Maybe I should write down the theorem that is implicit here, since it wasn't obvious to me at first: if you ask the example Alice your question, then she will answer 50. So it is recovering the AGI distribution from before nuclear war was added to the model. However, the new type of conditional still doesn't seem very natural to me: if Alice has a model in which the processes leading to AGI and nuclear war are correlated with each other in a more substantive way than just precluding each other at completion, then it is not clear what the new conditional is supposed to be measuring about her model. For example, maybe she thinks that both AGI and nuclear war times will be affected by variables like the rate of technological progress, political developments etc. So it seems simpler just to ask the question about what she would predict about AGI if other considerations were removed from her model.

This reminds me of Gaussian Processs Memoization https://arxiv.org/abs/1512.05665

I strongly suspect this is close to what most people who answer these kinds of questions are doing already (provided they think about it at all). I'd thus be surprised if rephrasing it leads to significantly different responses in surveys.
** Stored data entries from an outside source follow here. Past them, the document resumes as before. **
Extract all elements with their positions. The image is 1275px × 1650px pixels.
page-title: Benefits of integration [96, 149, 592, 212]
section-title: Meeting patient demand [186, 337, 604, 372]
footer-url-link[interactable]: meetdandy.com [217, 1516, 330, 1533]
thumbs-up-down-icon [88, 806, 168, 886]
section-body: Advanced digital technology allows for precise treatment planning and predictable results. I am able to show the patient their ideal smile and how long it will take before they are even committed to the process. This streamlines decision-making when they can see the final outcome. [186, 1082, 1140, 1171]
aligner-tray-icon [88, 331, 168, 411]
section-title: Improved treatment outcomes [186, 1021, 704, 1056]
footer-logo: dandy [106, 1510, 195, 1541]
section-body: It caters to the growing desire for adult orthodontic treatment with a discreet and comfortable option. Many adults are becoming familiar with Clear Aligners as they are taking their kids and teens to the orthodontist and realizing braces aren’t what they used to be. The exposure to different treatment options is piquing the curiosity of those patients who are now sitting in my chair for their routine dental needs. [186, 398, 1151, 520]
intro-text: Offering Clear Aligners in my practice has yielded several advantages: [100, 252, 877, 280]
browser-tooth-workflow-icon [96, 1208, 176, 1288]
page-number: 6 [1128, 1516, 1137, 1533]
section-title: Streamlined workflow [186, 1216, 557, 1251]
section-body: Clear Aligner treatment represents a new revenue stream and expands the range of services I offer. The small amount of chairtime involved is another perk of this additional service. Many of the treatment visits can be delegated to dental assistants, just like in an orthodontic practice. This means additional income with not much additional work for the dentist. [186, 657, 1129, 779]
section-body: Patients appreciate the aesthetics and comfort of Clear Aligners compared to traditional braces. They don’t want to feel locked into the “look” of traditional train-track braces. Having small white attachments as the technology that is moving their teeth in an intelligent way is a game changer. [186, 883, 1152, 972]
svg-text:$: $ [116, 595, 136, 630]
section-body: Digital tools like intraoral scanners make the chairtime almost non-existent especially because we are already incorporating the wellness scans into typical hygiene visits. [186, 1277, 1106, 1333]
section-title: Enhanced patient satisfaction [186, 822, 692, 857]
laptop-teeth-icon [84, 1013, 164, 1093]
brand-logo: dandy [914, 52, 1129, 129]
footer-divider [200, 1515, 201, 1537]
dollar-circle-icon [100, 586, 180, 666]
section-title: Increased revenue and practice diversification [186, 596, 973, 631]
But I agree it should be rephrased regardless.

How about weighting each future f by the inverse of the probability of nuclear war before the time of AI in f (and then re-normalising)?

I firmly agree that ignoring other catastrophes is a mistake, and that including more catastrophes in our estimates is necessary.

I don't believe that independence is a valid assumption. Intuitively I expect shared causal impacts of one catastrophic risk on others, which causes me to suspect they will cluster. For example, consider the following chain:

Climate change results in a drought in Syria -> rebellion in Syria -> civil war in Syria -> Russia, Iran, and the United States get involved in the Syrian conflict -> the risk of nuclear catastrophe increases

I break this down like so:

climate change -> military conflict

military conflict -> nuclear risk

The early developments of computing were driven by military conflict; ENIAC was for artillery firing tables and nuclear weapon simulations. I expect military conflict to increase the risk of AGI by driving incentives for it similarly, so I also have:

military conflict -> AGI risk

So just from the cases of climate change, nuclear risk, and AGI risk I have a causal relationship that looks like this:

climate change -> nuclear risk & AGI risk

This isn't enough for me to put sensible numbers on the problem, but it is enough for me to be suspicious of treating them as independent variables. So currently I cringe at questions of the first type, and also of the second type, but I haven't developed any meaningful improvements.

That being said, this was helpful to me in thinking about the counterfactual case, and for some reason this is also the first time I have ever seen the idea of 'cruxing on the wrong question' pointed to, which is very interesting.